Haddad volunteered to serve in the Israel Defense Force despite the fact that Arabs are exempt from Israel’s mandatory military service because he wanted to protect his country and society; he felt even more validated with his decision after a Palestinian female suicide bomber attacked a Haifa restaurant in October 2003 that was co-owned by Arabs and Jews. The bombing killed 21 people, which included both Arabs and Jews. “Terrorism doesn’t discriminate,” Haddad said.

In response to allegations that Israel is an apartheid state, Haddad points to the fact he, an Israeli Arab, was an IDF commander overseeing Jewish soldiers. “Is that a sentence I could say if Israel was an apartheid state?” Haddad said to applause. He added that when he was in the IDF there were only a handful of Arabs; today there are “thousands.” Haddad and Schrader have traveled internationally to explain to people that Israel is not an apartheid state; one notable video was of him debating YouTuber Ali Dawah in London.

Schrader further discussed the U.N.’s hypocrisy against Israel, pointing to how North Korea recently became the head of the U.N. Conference on Disarmament while the U.N. obsesses over the Jewish state. “The hypocrisy is mind boggling,” Schrader said.

She added that the U.N.’s recent commission of inquiry against Israel was supposed to only focus on the 2021 Operation Guardian of the Walls but instead served as a “list of complaints about Israel,” including efforts to blame Israel for “Palestinian-on-Palestinian domestic violence.” When looking into the report’s sources for such a claim were other U.N. reports making similar allegations––meaning the sourcing was circular.

Haddad also talked about how he runs the organization Together—Vouch For Each Other, which focuses on building bridges between Arab-Israelis and other Israelis. He acknowledged that Israel isn’t perfect but there are “so many good things” about the Jewish state that people don’t want to talk about because they “have an agenda.”
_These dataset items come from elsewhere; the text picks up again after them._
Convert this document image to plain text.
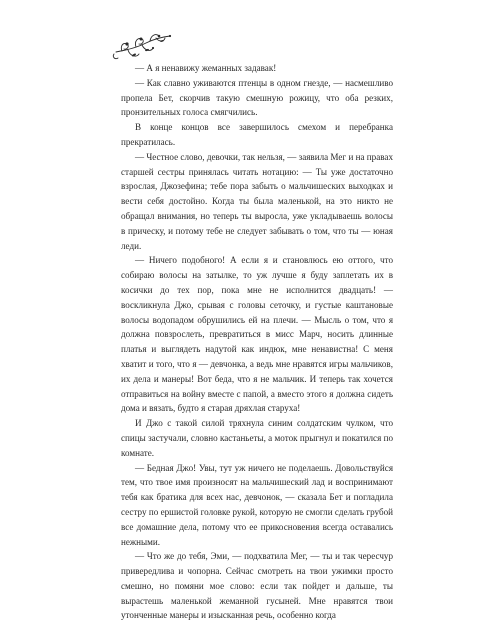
— А я ненавижу жеманных задавак!

— Как славно уживаются птенцы в одном гнезде, — насмешливо пропела Бет, скорчив такую смешную рожицу, что оба резких, пронзительных голоса смягчились.

В конце концов все завершилось смехом и перебранка прекратилась.

— Честное слово, девочки, так нельзя, — заявила Мег и на правах старшей сестры принялась читать нотацию: — Ты уже достаточно взрослая, Джозефина; тебе пора забыть о мальчишеских выходках и вести себя достойно. Когда ты была маленькой, на это никто не обращал внимания, но теперь ты выросла, уже укладываешь волосы в прическу, и потому тебе не следует забывать о том, что ты — юная леди.

— Ничего подобного! А если я и становлюсь ею оттого, что собираю волосы на затылке, то уж лучше я буду заплетать их в косички до тех пор, пока мне не исполнится двадцать! — воскликнула Джо, срывая с головы сеточку, и густые каштановые волосы водопадом обрушились ей на плечи. — Мысль о том, что я должна повзрослеть, превратиться в мисс Марч, носить длинные платья и выглядеть надутой как индюк, мне ненавистна! С меня хватит и того, что я — девчонка, а ведь мне нравятся игры мальчиков, их дела и манеры! Вот беда, что я не мальчик. И теперь так хочется отправиться на войну вместе с папой, а вместо этого я должна сидеть дома и вязать, будто я старая дряхлая старуха!

И Джо с такой силой тряхнула синим солдатским чулком, что спицы застучали, словно кастаньеты, а моток прыгнул и покатился по комнате.

— Бедная Джо! Увы, тут уж ничего не поделаешь. Довольствуйся тем, что твое имя произносят на мальчишеский лад и воспринимают тебя как братика для всех нас, девчонок, — сказала Бет и погладила сестру по ершистой головке рукой, которую не смогли сделать грубой все домашние дела, потому что ее прикосновения всегда оставались нежными.

— Что же до тебя, Эми, — подхватила Мег, — ты и так чересчур привередлива и чопорна. Сейчас смотреть на твои ужимки просто смешно, но помяни мое слово: если так пойдет и дальше, ты вырастешь маленькой жеманной гусыней. Мне нравятся твои утонченные манеры и изысканная речь, особенно когда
Haddad recalled speaking to Harvard’s political science department where he asked to be introduced simply as being someone from Israel. While he was speaking, a student stood up and said they were “disappointed” with Haddad because they “expect any Jew” to talk up Israel––only to embarrassed when Haddad revealed that he’s an Israeli-Arab.

Consul General of Israel to the Pacific Southwest Dr. Hillel Newman also spoke at the event, explaining the importance for Israel to win the public-relations battle on social media in an era of “shorter and shorter” attention spans.